La spiritualité du Sycomore, Luc 19,1-10
Quand on raconte l’histoire de Zachée aux enfants de catéchisme, ils la trouvent toujours amusante. Malgré le sérieux du sujet, Zachée amuse les petits par sa démarche. C’est que les enfants s’identifient facilement avec ce personnage de petite taille, qui court vite et grimpe sur un arbre pour voir Jésus qui va passer par là.
Sans le savoir, Zachée rentre dans cette attitude que Jésus recommande maintes fois à ses disciples : on accueille mieux le Royaume de Dieu en se faisant petit. La Bonne Nouvelle s’entend mieux avec un cœur de pauvre et de petit. La formule absolue dit même qu’on n’entre pas dans le Royaume du Ciel sans ressembler à un enfant.
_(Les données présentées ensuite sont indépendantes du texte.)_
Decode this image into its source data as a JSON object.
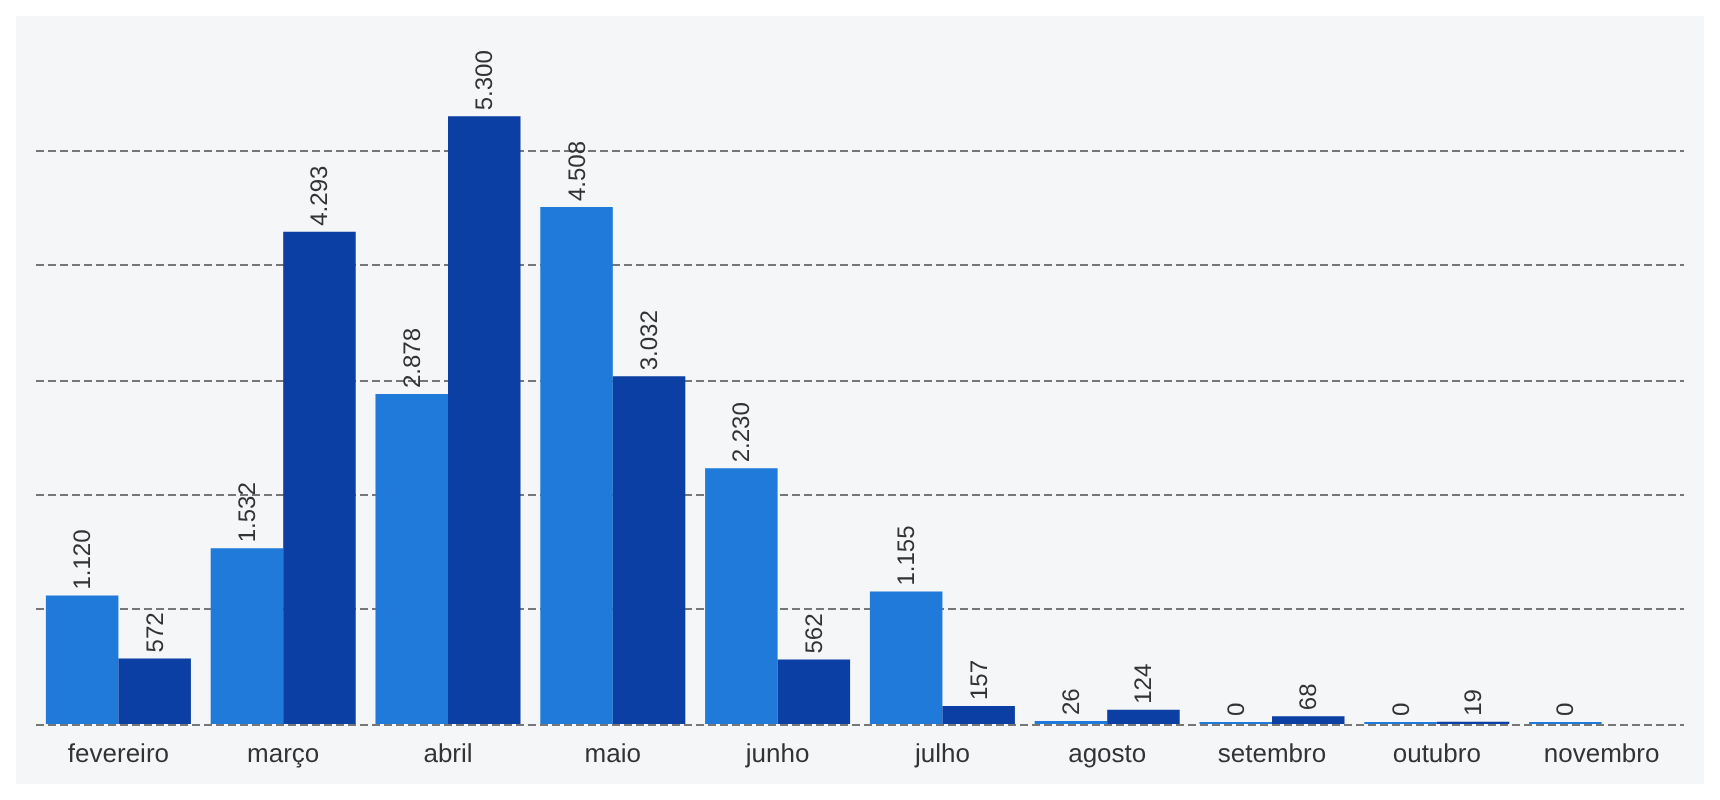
{
  "chart_data": {
    "type": "bar",
    "categories": [
      "fevereiro",
      "março",
      "abril",
      "maio",
      "junho",
      "julho",
      "agosto",
      "setembro",
      "outubro",
      "novembro"
    ],
    "series": [
      {
        "color": "#1f7ad9",
        "values": [
          1120,
          1532,
          2878,
          4508,
          2230,
          1155,
          26,
          0,
          0,
          0
        ],
        "value_labels": [
          "1.120",
          "1.532",
          "2.878",
          "4.508",
          "2.230",
          "1.155",
          "26",
          "0",
          "0",
          "0"
        ]
      },
      {
        "color": "#0b3fa3",
        "values": [
          572,
          4293,
          5300,
          3032,
          562,
          157,
          124,
          68,
          19,
          null
        ],
        "value_labels": [
          "572",
          "4.293",
          "5.300",
          "3.032",
          "562",
          "157",
          "124",
          "68",
          "19",
          null
        ]
      }
    ],
    "yticks": [
      {
        "value": 0,
        "label": null
      },
      {
        "value": 1000,
        "label": null
      },
      {
        "value": 2000,
        "label": null
      },
      {
        "value": 3000,
        "label": null
      },
      {
        "value": 4000,
        "label": null
      },
      {
        "value": 5000,
        "label": null
      }
    ],
    "tick_labels": "x",
    "grid": "y"
  }
}
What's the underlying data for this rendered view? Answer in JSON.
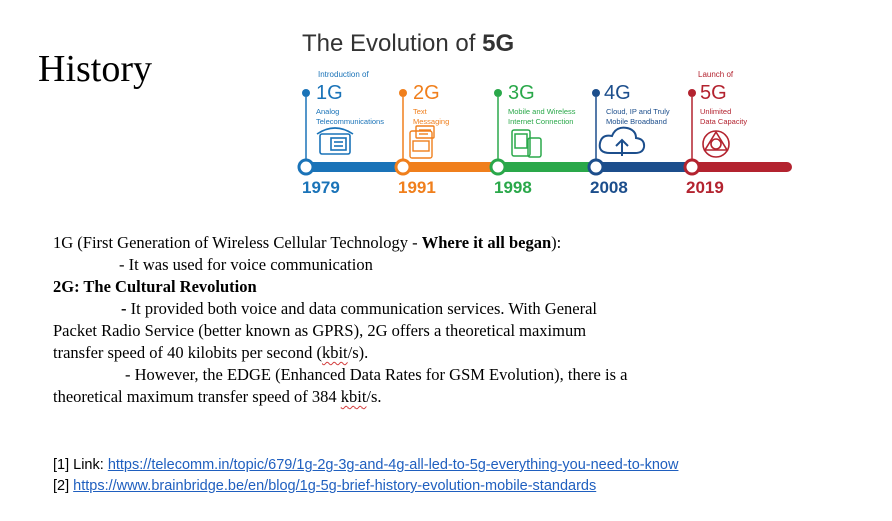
{
  "heading": "History",
  "infographic": {
    "title_prefix": "The Evolution of ",
    "title_bold": "5G",
    "generations": [
      {
        "intro": "Introduction of",
        "gen": "1G",
        "desc": [
          "Analog",
          "Telecommunications"
        ],
        "year": "1979",
        "color": "#1a73b8",
        "icon": "telephone-icon"
      },
      {
        "intro": "",
        "gen": "2G",
        "desc": [
          "Text",
          "Messaging"
        ],
        "year": "1991",
        "color": "#f07f1c",
        "icon": "sms-phone-icon"
      },
      {
        "intro": "",
        "gen": "3G",
        "desc": [
          "Mobile and Wireless",
          "Internet Connection"
        ],
        "year": "1998",
        "color": "#2aa84a",
        "icon": "mobile-devices-icon"
      },
      {
        "intro": "",
        "gen": "4G",
        "desc": [
          "Cloud, IP and Truly",
          "Mobile Broadband"
        ],
        "year": "2008",
        "color": "#1c4e8c",
        "icon": "cloud-upload-icon"
      },
      {
        "intro": "Launch of",
        "gen": "5G",
        "desc": [
          "Unlimited",
          "Data Capacity"
        ],
        "year": "2019",
        "color": "#b3232f",
        "icon": "network-globe-icon"
      }
    ]
  },
  "body": {
    "line1_normal": "1G (First Generation of Wireless Cellular Technology - ",
    "line1_bold": "Where it all began",
    "line1_end": "):",
    "line2": "-  It was used for voice communication",
    "heading2": "2G: The Cultural Revolution",
    "line3_dash": "-",
    "line3_text": "  It provided both voice and data communication services. With General",
    "line4": "Packet Radio Service (better known as GPRS), 2G offers a theoretical maximum",
    "line5_pre": "transfer speed of 40 kilobits per second (",
    "line5_squiggle": "kbit",
    "line5_post": "/s).",
    "line6": "- However, the EDGE (Enhanced Data Rates for GSM Evolution), there is a",
    "line7_pre": "theoretical maximum transfer speed of 384 ",
    "line7_squiggle": "kbit",
    "line7_post": "/s."
  },
  "references": [
    {
      "label": "[1] Link: ",
      "url": "https://telecomm.in/topic/679/1g-2g-3g-and-4g-all-led-to-5g-everything-you-need-to-know"
    },
    {
      "label": "[2] ",
      "url": "https://www.brainbridge.be/en/blog/1g-5g-brief-history-evolution-mobile-standards"
    }
  ]
}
C’est bien ce que Zachée fait quand il se débarrasse de son statut de cadre supérieur, quand il claque la porte de son bureau de fisc et s’en va grimper sur un sycomore. Il grimpe pour s’élever en altitude. Mais dans son attitude spirituelle il s’abaisse profondément, devenant comme un enfant, poussé par le seul désir de connaître Jésus.
Peut-être a-t-on ri de Zachée ce jour-là, lorsque Jésus le repère sur l’arbre et lui demande gentiment de descendre vite? Mais en se précipitant de descendre, alors même qu’il perd de son altitude dans les branches, Zachée prend de la hauteur. C’est là le retournement. La pointe. Zachée est désormais capable de penser aux pauvres, aux autres « gilets jaunes » ou leurs équivalents de l’époque, et de se soucier pour la justice sociale. « Voici, Seigneur : je fais don aux pauvres de la moitié de mes biens, et si j’ai fait du tort à quelqu’un, je vais lui rendre quatre fois plus. » Ce n’est plus le fisc qui parle. Le fisc ne rend pas. Il prend. C’est un fils d’Abraham qui se laisse évangéliser.
Énorme leçon pour nous, quand nous prenons de l’altitude en grade, en âge, en responsabilité – de quelque manière que ce soit. Zachée nous rappelle qu’il ne faut pas perdre l’attitude qui plaît le plus à Dieu, qui nous rapproche le plus de son cœur, à savoir la spiritualité de l’enfance, « spiritualité du sycomore », celle-là même dont le Père Libermann et Thérèse de Lisieux nous ont laissés un corpus volumineux dans les faits comme dans les écrits. Car le Royaume des Cieux est pour ceux qui ressemblent aux petits.